While Dead Snow was an obvious homage to Sam Raimi’s Evil Dead films, it still had a serious bent to it, aiming to scare as often as it made viewers giggle. Dead Snow 2, however, is an unabashed piece of splatter slapstick in the vein of Peter Jackson’s early gross-out flicks, chockfull of gore, silly humor, and hilariously inappropriate kills. Wirkola employs a throw-it-all-at-the-wall-and-see-what-sticks approach here, so the film definitely has its fair share of comic misfires (I personally found DeBoers’ Star Wars dialogue spouting particularly groan-inducing, and a bizarre interplay between a pair of police officers having something to do with a “seagull translation device” fell completely flat), but it’s an enormously entertaining film that throws political correctness and good taste right out the window in as hilarious a fashion as possible.

Well Go USA brings Dead Snow 2 to Blu-ray in fine style, presenting the film in a very impressive 1.85:1 transfer that is as sharp as a bayonet tip and brimming with gruesome fine detail.
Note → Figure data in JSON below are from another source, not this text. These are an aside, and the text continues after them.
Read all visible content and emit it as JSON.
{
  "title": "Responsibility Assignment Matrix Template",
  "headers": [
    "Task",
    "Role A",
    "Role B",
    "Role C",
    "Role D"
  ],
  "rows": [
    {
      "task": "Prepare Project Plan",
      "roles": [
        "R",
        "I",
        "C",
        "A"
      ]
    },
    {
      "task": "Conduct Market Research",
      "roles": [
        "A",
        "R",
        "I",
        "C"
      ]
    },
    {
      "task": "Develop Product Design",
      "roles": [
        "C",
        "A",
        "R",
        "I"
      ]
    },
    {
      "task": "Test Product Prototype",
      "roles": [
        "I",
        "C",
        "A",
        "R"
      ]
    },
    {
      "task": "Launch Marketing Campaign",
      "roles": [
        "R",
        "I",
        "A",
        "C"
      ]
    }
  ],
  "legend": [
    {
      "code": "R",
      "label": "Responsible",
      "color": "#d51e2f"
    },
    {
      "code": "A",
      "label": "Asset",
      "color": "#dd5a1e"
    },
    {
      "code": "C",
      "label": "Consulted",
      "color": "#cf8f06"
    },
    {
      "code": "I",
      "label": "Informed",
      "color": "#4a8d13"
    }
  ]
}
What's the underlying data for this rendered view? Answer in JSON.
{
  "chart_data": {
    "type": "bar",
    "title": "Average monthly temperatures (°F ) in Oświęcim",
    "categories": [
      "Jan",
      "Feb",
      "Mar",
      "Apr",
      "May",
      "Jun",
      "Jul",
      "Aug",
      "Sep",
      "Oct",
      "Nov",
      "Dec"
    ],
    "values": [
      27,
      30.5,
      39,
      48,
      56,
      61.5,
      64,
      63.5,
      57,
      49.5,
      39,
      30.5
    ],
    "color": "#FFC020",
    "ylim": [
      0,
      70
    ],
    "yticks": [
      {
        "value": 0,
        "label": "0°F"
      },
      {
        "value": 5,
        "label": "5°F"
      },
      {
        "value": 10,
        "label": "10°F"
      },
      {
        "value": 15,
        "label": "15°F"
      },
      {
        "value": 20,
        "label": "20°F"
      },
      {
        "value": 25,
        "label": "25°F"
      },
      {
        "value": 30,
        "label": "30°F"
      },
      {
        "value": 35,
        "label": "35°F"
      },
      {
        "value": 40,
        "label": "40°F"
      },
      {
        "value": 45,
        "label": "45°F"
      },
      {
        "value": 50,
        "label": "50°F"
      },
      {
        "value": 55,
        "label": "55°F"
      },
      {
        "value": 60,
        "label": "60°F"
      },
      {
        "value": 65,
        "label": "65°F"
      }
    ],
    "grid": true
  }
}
The image is also wonderfully vibrant and sports spot-on contrast, whether it be the rich deep black of Herzog’s leather trench coat or the blinding white snow of the Norwegian wilderness.

The film is presented in both its English language and Norwegian versions (not subtitled, mind you – two versions of the film were shot), and both versions are included here, as well as a solid collection of bonus features, including  a fun and informative commentary with Director Tommy Wirkola and Writer Stig Frode Henriksen, a short visual FX Featurette, a bonus short film entitled “Armen” (HD) that’s sort of a spiritual cousin to Dead Snow and focuses on the recipient of a similarly ill-behaved limb. Rounding out the extras is a Dead Snow “comic book” (presented like a stills gallery rather than an actual physical “book”) and the film’s trailer.

Dead Snow 2 is one of the goriest and most un-PC horror films in recent memory, and it will have you laughing and squirming in equal measure. The Blu-ray from Well Go USA is a real treat, especially given that they include both the “international” (English language) version as well as the Norwegian version, (the latter of which I find works just a touch better when it comes to some of the humor). If you’re a fan of splatter comedy, you won’t find many better than this! Highly recommended!